Reference no: EM132998912
Question - Preble Company manufactures one product. Its variable manufacturing overhead is applied to production based on direct labor-hours and its standard cost card per unit is as follows:
Direct material: 6 pounds at $8.00 per pound$48.00
Direct labor: 4 hours at $17 per hour 68.00
Variable overhead: 4 hours at $4 per hour 16.00
Total standard variable cost per unit $132.00
The company also established the following cost formulas for its selling expenses:
Fixed Cost per Month Variable Cost per Unit Sold Advertising $370,000 Sales salaries and commissions $440,000 $29.00 Shipping expenses $20.00
The planning budget for March was based on producing and selling 19,000 units. However, during March the company actually produced and sold 24,000 units and incurred the following costs:
-Purchased 160,000 pounds of raw materials at a cost of $7.20 per pound.
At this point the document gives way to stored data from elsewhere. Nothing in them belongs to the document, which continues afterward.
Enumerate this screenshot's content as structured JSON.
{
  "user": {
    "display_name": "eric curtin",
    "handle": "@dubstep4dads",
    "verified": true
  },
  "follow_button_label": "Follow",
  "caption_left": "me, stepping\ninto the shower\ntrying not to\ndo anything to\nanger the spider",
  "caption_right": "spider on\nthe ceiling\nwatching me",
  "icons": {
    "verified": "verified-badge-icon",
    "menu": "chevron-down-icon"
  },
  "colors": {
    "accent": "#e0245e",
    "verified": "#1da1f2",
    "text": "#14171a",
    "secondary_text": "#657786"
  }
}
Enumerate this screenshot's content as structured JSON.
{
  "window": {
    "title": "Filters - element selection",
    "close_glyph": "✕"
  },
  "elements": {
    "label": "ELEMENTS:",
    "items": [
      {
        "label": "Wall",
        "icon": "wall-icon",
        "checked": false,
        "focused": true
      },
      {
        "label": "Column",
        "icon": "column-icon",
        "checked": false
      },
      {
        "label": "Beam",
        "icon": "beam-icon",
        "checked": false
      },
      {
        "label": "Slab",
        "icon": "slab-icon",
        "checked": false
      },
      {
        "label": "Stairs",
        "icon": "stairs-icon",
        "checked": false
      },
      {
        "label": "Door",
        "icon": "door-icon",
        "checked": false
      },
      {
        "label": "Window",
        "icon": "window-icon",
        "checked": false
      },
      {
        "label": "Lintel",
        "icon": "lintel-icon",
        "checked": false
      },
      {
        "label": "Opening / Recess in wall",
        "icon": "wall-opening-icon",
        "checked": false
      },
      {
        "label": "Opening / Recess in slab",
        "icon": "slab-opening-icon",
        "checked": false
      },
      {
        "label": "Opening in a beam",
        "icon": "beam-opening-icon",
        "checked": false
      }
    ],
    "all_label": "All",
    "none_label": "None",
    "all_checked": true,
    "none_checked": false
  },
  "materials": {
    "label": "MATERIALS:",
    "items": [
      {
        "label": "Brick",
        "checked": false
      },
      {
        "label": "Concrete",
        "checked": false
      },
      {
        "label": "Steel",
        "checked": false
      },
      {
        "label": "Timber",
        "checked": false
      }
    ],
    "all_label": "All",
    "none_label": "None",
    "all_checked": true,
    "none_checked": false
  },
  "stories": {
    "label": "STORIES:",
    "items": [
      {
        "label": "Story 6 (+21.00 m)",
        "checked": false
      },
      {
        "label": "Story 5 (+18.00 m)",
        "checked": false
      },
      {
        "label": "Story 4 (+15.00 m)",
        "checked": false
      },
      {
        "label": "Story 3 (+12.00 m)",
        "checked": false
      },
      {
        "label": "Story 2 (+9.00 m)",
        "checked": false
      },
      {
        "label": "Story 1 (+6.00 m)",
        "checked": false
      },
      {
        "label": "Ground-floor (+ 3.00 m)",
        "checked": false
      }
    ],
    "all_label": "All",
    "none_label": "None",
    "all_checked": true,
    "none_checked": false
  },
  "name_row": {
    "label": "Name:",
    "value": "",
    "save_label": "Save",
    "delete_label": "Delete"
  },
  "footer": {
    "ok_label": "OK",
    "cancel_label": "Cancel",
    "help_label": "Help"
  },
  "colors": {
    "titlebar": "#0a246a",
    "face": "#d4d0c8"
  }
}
All of this material was used in production.
-Direct-laborers worked 72,000 hours at a rate of $18.00 per hour.
-Total variable manufacturing overhead for the month was $336,960.
-Total advertising, sales salaries and commissions, and shipping expenses were $374,000, $540,000, and $285,000, respectively.
Required - What raw materials cost would be included in the company's flexible budget for March?